You know how it is in show business: Fortunes can change seemingly overnight. One star rises while another one falls. And so on. This list was inspired by an earlier List of 9 where I wrote about 1986's The Money Pit and then realized that, in those days, Tom Hanks and Shelley Long could receive equal billing in a motion picture. How times change. To wit:
- Keanu Reeves and Patrick Swayze, POINT BREAK (1991). Boy, that Patrick Swayze was once a huge star. Ghost! Dirty Dancing! What happened? The same thing that might have happened to Keanu Reeves before The Matrix saved his career - and which still might happen now that the Wachowskis have soiled their own Matrix legacy. Still, I doubt Reeves will sink to Swayze's level of obscurity.
- Michelle Pfeiffer and Maxwell Caulfield, GREASE 2 (1982). One of filmdom's legendary bombs, Grease 2 starred the two unknowns as watered-down versions of the then-still-hot John Travolta and Olivia Newton John. (I bet if the producers had waited two more years, they could have had their original stars for a steal.) Pfeiffer's later success needs no elaboration; Caulfield, alas, remained a non-entity. You know you're in trouble when Dynasty is the most notable thing you've ever done.
- Justine Bateman and Liam Neeson, SATISFACTION (1988). A classic example of All About Eve-style Hollywood irony, this trite comedy about a girl band was meant as a vehicle for Justine Bateman from Family Ties. She fizzled on the big screen, but Neeson - as well as a young supporting actress named Julia Roberts - did not.

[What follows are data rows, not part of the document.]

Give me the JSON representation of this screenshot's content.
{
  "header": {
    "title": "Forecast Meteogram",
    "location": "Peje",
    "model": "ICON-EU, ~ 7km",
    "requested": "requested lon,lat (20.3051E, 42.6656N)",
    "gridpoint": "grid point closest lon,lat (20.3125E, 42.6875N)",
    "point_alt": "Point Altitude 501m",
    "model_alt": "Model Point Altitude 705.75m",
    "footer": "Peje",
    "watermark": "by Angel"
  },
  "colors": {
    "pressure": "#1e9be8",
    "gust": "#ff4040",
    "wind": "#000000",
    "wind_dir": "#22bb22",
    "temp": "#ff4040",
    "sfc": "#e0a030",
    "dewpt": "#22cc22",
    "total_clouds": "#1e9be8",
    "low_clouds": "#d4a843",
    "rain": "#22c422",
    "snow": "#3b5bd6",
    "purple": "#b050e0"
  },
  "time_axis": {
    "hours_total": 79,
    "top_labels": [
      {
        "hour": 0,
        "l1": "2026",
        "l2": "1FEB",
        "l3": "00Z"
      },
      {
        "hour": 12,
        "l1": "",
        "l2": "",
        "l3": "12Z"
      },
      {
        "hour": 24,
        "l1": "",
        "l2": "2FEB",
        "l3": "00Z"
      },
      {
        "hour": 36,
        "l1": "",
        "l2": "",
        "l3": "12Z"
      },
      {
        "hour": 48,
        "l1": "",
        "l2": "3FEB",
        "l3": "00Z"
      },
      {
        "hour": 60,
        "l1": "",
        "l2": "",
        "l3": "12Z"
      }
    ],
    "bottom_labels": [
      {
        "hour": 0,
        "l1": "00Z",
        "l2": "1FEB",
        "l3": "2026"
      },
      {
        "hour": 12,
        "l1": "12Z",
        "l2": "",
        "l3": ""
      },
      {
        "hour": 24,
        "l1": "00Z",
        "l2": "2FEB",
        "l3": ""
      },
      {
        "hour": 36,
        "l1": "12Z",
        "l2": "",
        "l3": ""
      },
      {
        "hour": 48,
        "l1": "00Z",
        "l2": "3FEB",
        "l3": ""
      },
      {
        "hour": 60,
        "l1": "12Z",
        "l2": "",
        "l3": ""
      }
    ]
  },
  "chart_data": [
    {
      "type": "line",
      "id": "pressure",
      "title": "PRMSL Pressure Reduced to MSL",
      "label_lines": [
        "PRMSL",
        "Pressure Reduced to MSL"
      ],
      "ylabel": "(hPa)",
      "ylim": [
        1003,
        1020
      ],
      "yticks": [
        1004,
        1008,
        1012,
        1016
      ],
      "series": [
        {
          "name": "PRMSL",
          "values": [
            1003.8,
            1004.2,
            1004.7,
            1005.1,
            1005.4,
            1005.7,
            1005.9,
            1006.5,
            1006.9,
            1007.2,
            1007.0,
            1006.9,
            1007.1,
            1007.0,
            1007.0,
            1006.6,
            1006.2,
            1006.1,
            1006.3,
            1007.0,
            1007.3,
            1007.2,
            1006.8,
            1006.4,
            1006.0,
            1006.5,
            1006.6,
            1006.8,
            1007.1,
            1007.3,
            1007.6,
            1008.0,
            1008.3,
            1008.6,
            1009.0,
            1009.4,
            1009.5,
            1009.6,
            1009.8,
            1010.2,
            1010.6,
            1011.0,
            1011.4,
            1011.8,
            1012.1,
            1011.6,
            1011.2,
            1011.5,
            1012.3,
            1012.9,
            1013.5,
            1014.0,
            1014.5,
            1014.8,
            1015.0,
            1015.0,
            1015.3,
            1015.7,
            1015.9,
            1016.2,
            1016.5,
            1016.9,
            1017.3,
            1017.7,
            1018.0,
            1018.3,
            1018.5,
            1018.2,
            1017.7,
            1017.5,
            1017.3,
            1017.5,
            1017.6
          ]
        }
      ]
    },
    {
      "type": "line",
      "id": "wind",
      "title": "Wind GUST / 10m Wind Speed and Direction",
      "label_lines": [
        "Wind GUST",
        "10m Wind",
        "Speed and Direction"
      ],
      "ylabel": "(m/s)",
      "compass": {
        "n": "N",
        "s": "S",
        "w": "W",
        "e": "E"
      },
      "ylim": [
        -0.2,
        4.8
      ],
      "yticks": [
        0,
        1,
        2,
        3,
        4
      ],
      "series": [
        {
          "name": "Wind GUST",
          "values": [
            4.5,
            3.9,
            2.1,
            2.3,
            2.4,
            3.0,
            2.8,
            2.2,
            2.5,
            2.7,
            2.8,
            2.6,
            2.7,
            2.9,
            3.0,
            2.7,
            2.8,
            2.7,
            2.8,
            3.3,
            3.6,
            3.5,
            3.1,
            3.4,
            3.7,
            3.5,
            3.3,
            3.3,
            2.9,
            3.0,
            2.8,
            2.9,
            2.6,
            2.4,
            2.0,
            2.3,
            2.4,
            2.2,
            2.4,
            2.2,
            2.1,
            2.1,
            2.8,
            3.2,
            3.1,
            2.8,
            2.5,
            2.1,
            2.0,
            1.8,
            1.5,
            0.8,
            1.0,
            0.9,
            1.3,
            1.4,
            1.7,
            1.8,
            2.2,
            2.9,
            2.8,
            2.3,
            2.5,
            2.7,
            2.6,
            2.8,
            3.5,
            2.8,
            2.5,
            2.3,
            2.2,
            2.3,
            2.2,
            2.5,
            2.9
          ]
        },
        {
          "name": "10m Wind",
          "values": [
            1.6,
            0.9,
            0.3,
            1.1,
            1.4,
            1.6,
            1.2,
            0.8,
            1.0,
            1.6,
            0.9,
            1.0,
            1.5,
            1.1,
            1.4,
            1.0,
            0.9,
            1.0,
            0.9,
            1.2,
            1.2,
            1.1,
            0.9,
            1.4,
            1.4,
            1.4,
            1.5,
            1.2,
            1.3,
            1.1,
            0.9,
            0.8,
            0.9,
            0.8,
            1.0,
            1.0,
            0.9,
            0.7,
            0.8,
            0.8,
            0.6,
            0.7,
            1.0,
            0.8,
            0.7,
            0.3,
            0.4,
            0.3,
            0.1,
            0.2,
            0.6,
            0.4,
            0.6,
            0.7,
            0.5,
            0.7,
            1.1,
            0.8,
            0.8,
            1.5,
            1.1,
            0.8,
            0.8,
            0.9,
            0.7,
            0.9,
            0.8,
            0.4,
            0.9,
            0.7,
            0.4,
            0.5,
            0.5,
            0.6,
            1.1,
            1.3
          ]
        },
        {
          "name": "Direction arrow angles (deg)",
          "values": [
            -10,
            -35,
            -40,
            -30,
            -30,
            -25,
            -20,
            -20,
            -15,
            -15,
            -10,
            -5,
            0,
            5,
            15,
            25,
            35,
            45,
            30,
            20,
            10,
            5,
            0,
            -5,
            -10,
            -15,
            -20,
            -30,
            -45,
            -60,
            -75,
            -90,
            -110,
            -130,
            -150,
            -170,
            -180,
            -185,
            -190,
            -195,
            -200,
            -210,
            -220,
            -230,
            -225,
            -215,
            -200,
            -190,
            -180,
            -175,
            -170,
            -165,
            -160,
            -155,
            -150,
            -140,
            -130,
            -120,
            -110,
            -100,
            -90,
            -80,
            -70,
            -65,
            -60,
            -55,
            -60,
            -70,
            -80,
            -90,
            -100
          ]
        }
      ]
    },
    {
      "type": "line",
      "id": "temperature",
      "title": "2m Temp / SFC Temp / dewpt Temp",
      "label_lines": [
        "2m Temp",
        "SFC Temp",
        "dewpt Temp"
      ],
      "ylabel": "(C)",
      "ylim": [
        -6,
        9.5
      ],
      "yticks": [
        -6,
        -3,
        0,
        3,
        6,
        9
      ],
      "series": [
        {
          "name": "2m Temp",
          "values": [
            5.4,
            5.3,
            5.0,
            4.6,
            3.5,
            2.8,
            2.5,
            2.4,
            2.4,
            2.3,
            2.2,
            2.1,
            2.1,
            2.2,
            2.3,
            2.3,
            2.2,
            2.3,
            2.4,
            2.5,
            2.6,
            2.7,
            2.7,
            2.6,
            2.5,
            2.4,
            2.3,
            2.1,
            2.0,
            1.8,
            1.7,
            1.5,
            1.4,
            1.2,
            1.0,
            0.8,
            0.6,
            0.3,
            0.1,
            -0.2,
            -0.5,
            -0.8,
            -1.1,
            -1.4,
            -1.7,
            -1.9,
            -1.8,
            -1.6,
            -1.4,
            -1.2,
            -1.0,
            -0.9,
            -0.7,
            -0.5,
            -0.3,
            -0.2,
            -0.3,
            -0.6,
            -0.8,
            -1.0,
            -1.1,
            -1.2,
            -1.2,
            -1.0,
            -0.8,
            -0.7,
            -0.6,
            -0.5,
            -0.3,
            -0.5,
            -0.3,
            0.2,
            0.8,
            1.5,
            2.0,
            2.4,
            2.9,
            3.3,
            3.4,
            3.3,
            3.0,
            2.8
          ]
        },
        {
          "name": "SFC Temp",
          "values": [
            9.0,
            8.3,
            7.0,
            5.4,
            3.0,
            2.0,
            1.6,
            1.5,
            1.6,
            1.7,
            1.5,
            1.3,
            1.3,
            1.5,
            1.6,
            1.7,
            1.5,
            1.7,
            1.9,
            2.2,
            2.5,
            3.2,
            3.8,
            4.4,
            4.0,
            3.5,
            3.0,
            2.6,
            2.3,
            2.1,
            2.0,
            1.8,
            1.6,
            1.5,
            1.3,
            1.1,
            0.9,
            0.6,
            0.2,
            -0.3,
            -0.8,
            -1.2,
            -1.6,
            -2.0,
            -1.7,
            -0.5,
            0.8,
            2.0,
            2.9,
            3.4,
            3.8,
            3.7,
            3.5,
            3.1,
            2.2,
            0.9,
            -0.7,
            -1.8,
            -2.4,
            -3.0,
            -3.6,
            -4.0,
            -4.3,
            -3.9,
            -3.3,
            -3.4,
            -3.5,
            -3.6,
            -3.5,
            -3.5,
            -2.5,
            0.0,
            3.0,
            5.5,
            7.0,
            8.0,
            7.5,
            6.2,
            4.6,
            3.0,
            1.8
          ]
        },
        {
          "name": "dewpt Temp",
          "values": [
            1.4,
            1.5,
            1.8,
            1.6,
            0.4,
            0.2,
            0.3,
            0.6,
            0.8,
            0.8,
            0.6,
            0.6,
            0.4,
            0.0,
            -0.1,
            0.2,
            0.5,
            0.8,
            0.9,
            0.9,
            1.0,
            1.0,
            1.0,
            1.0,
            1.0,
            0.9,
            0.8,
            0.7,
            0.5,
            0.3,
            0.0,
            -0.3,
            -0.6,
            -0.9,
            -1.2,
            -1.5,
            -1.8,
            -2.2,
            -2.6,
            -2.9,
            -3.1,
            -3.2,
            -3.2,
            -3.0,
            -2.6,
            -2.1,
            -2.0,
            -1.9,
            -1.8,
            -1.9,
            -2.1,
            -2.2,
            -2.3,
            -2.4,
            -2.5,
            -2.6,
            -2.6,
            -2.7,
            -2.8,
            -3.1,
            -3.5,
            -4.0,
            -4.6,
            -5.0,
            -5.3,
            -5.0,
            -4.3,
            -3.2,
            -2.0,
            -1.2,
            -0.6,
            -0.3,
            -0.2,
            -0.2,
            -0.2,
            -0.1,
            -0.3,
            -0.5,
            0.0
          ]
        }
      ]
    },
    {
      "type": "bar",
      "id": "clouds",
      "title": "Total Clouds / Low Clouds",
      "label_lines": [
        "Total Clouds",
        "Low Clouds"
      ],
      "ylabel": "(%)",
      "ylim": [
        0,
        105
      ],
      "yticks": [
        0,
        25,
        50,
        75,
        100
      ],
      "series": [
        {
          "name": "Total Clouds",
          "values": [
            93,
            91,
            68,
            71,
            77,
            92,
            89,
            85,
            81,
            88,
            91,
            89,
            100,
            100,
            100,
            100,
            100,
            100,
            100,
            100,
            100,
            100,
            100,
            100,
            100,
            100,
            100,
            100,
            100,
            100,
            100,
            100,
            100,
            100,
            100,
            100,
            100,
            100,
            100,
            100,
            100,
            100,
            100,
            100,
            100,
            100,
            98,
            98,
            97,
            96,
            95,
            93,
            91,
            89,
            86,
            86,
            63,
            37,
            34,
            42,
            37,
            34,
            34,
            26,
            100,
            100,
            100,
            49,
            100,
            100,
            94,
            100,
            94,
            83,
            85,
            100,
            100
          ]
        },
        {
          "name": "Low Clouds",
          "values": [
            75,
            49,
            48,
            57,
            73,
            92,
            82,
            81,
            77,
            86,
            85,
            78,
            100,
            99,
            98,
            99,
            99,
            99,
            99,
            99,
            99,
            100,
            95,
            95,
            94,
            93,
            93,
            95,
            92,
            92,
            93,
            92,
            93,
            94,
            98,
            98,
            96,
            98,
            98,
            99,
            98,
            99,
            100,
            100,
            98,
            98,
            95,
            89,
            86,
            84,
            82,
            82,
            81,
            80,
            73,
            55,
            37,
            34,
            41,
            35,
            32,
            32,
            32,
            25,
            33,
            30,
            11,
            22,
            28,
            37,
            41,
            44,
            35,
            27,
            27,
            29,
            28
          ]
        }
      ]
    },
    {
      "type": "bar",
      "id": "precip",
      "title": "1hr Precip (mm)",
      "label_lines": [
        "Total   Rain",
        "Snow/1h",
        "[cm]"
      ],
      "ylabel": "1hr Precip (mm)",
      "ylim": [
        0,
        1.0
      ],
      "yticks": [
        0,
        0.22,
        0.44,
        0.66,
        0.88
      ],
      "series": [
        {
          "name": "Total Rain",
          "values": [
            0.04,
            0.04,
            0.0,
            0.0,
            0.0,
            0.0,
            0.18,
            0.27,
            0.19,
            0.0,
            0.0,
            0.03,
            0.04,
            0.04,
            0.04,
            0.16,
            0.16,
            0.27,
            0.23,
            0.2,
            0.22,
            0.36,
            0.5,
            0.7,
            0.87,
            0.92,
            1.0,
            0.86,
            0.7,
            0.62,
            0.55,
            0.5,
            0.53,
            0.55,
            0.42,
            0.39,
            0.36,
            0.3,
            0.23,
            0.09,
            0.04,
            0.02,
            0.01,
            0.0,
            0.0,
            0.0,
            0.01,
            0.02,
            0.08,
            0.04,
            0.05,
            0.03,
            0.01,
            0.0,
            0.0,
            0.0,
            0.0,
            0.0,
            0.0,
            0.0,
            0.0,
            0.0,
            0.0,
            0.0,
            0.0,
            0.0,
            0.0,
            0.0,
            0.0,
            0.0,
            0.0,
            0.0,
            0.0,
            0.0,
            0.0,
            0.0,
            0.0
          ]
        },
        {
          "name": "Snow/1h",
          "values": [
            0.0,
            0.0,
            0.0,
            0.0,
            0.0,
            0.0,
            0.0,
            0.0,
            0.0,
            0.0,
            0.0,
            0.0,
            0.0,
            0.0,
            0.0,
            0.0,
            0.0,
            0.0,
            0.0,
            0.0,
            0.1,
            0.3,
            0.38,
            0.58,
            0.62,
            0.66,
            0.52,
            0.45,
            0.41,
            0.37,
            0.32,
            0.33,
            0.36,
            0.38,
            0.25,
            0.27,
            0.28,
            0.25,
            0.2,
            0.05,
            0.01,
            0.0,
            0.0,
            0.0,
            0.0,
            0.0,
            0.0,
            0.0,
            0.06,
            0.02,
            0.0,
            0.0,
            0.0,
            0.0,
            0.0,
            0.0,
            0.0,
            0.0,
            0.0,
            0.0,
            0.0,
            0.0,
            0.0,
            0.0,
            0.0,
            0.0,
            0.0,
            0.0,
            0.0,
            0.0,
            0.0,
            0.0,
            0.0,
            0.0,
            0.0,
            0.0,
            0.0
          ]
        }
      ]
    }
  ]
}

- Don Johnson and Susan Sarandon, SWEET HEARTS DANCE (1988). At the time, Johnson was still riding high on both his Miami Vice success and his marriage to Melanie Griffith (whose career has likewise cooled). This low-wattage jerk never sold many movie tickets and wound up back where he belonged: on TV, doing lame cop shows (Nash Bridges, anyone?). Yet Sarandon endures.
- Harrison Ford and Anne Heche, SIX DAYS SEVEN NIGHTS (1998). Wait! you say. Isn't it a little soon to call Anne Heche's career as a leading lady over? Answer: No.
- Tom Cruise and Demi Moore, A FEW GOOD MEN (1992). Tom Cruise always likes to overshadow his leading ladies, which was easy with the likes of Mia Sara and Kelly McGillis; less easy with actual good actresses such as Renee Zellweger and Nicole Kidman. But Demi Moore? Inarguably, she was once a top star. Marriage and children (and, let's face it, poor acting in bad movies) stalled her career, and when she tried to make her comeback in 2003 with Charlie's Angels: Full Throttle, nobody cared.
- Scott Baio and Jodie Foster, BUGSY MALONE (1976). This is a little unfair, as both were child actors then, and typically one has no idea where child actors are going to wind up after puberty. But considering that both Baio and Foster kept acting into adulthood, it's not hard to note the gap in quality between Zapped! and The Silence of the Lambs.
- William Baldwin and Sharon Stone, SLIVER (1993). Sliver was the kind of movie that can ruin careers. Stone's own floundered as a result, but she seems to be treading water with films that at least get a theatrical release. But alas, poor Billy: despite early promise in Backdraft, he quickly belly-flopped into the straight-to-video swamp.
- Winona Ryder and Ben Stiller, REALITY BITES (1993). Who could have predicted? At the time, Ryder and Ethan Hawke were huge; Stiller, who directed, had a small following and played the straight man. Today, Stiller is one of Hollywood's hottest comedians. Hawke does the odd low-budget drama. Janeane Garofalo became a name, briefly, before settling back into standup comedy and political rants. Steve Zahn is in everything, though his career never skyrocketed. But Winona! Surely it's not just the shoplifting fiasco that scuttled her acting career. Could it also be... lack of talent?